As soon as I realize what I’m doing, I force myself to stop, the shame and embarrassment flooding my veins… but at the same time, I know Gabriel isn’t judging me.

He wants all of this as much as I do.

Gabriel breaks our kiss and nuzzles my temple.

“The day I met you, I knew you were special,” he says.

I want to protest that I’m not, but before I can, Gabriel does something unbelievable.

He lowers himself to his knees in front of me. I watch, uncomprehending, as he leans forward and presses his lips to the top of my foot.

“The day I met you, maybe I did see God,” Gabriel whispers.

My mouth is dry, and I lick my lips, trying to gather myself. This feels so right, like it couldn’t possibly be anything but perfect.

I feel free.

I reach down, tentatively running my fingers through his wet hair. “And I met my savior,” I say hoarsely. “I prayed, and you came for me.”

Gabriel kisses my other foot, then begins kissing up my leg. He nuzzles my cock, giving it a teasing lick along the shaft, and I shudder.

“My perfect little lamb,” he says as he kisses the head of my cock.
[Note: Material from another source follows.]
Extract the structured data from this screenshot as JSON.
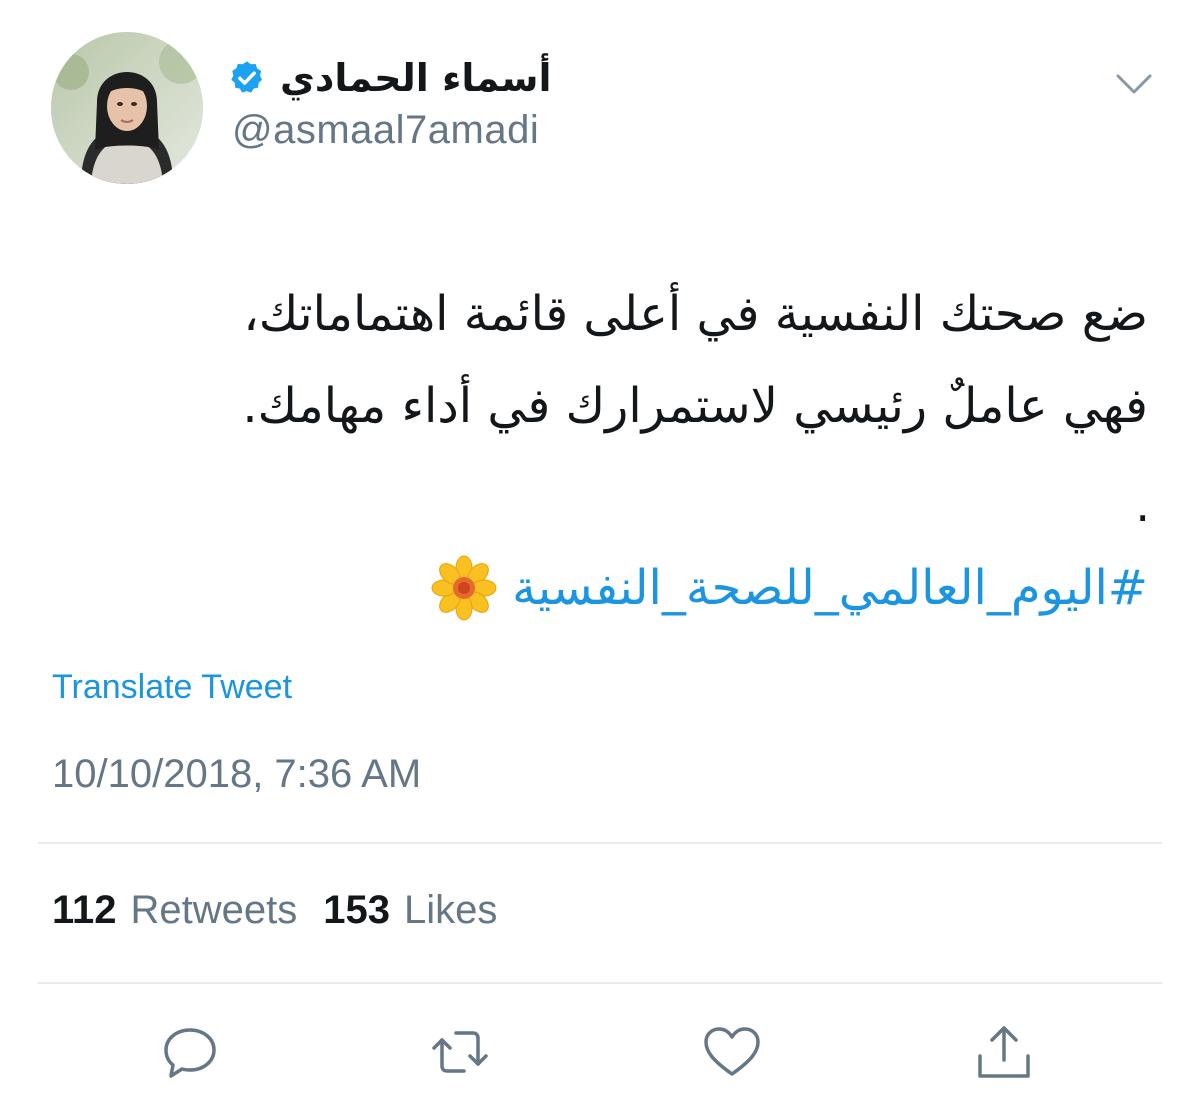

It’s even more intense this time than the last as he slowly sucks it inside his mouth, and I have to grab for the wall to keep myself steady. I watch him as he takes me deeper and deeper, as he swallows me down to the root and makes me cry out in pleasure.

“Daddy,” I whisper.

I don’t need a Father. I never have.

I’ve always needed a Daddy.

Gabriel places his hands on my hips to keep me in place as he continues to suck me. I watch in fascination, with lust , as my cock disappears into his mouth. When our eyes meet, he winks at me, and that makes laughter bubble out.

It feels so good.

It feels so right .

And the guilt that had been whirling around inside me? It’s gone, washed down the drain with all the filth that had been clinging to me.

All that is left is Gabriel, guiding me, teaching me.

Showing me that pleasure isn’t the fruit of sin.

I tilt my head back as I get closer and closer to the edge, soft keening sounds escaping me, and he lightly runs his teeth along my cock.

The taste of pain is enough to send me over, and I cry out as I jerk and spill into his mouth.

He doesn’t back off, drinking down every drop of my release, and even when I’m so oversensitive it aches, he keeps licking and sucking.

“Wait,” I croak out. “It’s so… It’s too…”

Gabriel pulls away and kisses my softening cock. “I’ll take every last drop of you. It’s all mine.”

I shiver. “Yours,” I agree, my bottom teeth dragging against my lip. What else belongs to him?

Do I belong to him?

I want to.

I want somebody, finally, to care about me .

And Gabriel always shows up right when I need him—even when I didn’t know I needed him.

I start to bend down, my knees aching, but Gabriel stops me.

“Shh, little lamb. Let’s finish washing up. Then I’ll bandage you and take care of you.”

Tears prickle at the corners of my eyes. Even Eve never stopped me from doing things after I’d taken penance.

“Thank you,” I whisper. “For coming for me. For taking care of me. For saving me.”

Gabriel stands and kisses the top of my head. “Anything for you, my lamb.”

I hug him fiercely, not wanting to let go.

In the wake of my climax, I feel sated. Nothing feels important except this.

Except him.

Because right now? He truly is everything.